Quelques semaines après sa prise du pouvoir de Gouverneur intérimaire de la Tshopo, Abibu Sakapela est appelé à donner suite aux recommandations de l’Assemblée provinciale formulée le 16 Juin 2021.
Au cours de cette plénière, le speaker de l’organe délibérant avait mentionné des recommandations qui sont sorties à l’issue de la conférence des présidents élargie aux membres du gouvernement provincial, tenue en date du 11 juin 2021.
Au cours de cette conférence des présidents élargie aux membres du gouvernement, plusieurs matières avaient été traitées dont, l’insécurité, le coulage des recettes de la province, le conflit des limites avec le Maniema mais également la destruction de la forêt par l’entreprise CEFT.
La conférence des présidents élargie aux membres du gouvernement provincial avait alors formulées quelques recommandations au Gouvernement provincial à savoir : inviter pour consultation les administrateurs des territoires, les chefs des secteurs et chefferies, les bourgmestres ainsi que les chefs des quartiers afin de faire l’état de lieu de la situation sécuritaire au sein de la province, de convoquer une rencontre avec les responsables des commerçants pour élaguer les malentendus qui avaient conduit à la paralysie des activités économiques, à procéder à la mise en place au sein de la Direction Générale des recettes de la province de la Tshopo et enfin de sanctionner les ministres provinciaux désobéissants.

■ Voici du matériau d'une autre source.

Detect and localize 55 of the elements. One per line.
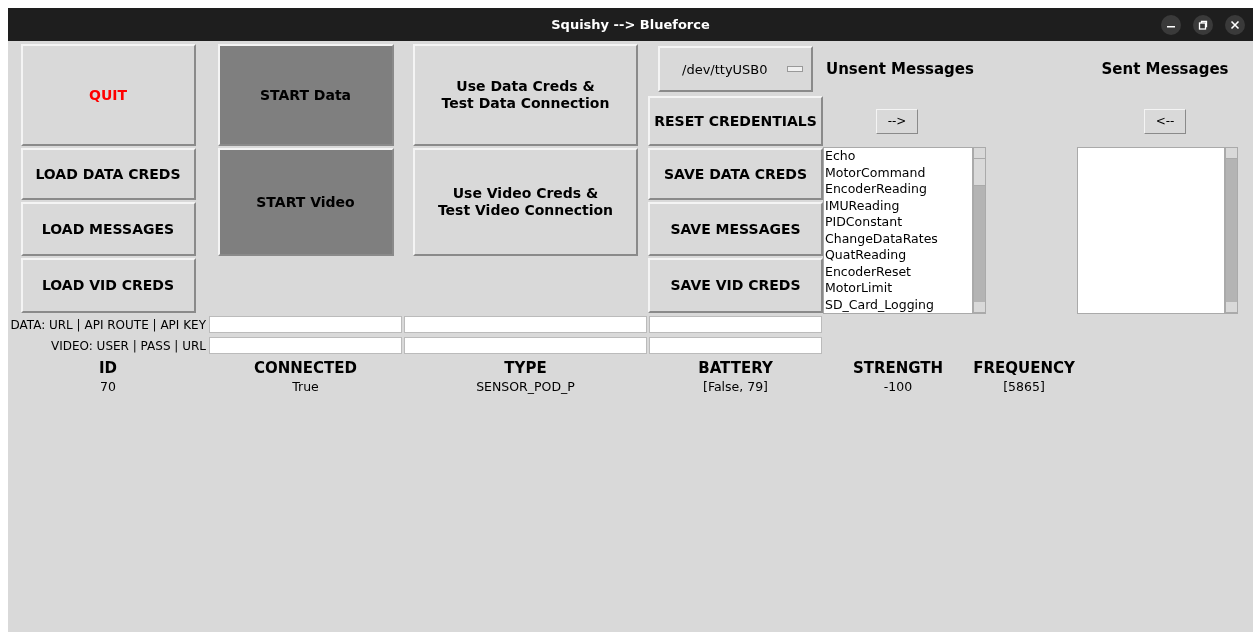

Des recommandations qui viennent rallumer le feu au sein de la classe politique Tshopolaise qui estime que le Gouverneur intérimaire, Abibu Sakapela ne devrait pas prendre la décision de suspendre quelques ministres provinciaux par le simple fait qu’il expédie les affaires courantes mais également par le souci de préserver la paix et l’harmonie dans le chef des membres du gouvernement provincial.
Mais la grande question est de savoir qu’est ce qui arriverait si le Gouverneur intérimaire venait à refuser de mettre en pratique les recommandations formulées par l’organe délibérant ?
Voteront-ils une motion de censure contre lui ?
À la lumière des textes légaux, un Gouverneur intérimaire est-il sanctionnable par l’assemblée provinciale ?
Voilà autant de questions qui tourmentent l’esprit des Tshopolais et qui laissent transparaître que le Gouverneur intérimaire serait déjà empêtré juste à l’entame de sa prise des fonctions par l’assemblée provinciale.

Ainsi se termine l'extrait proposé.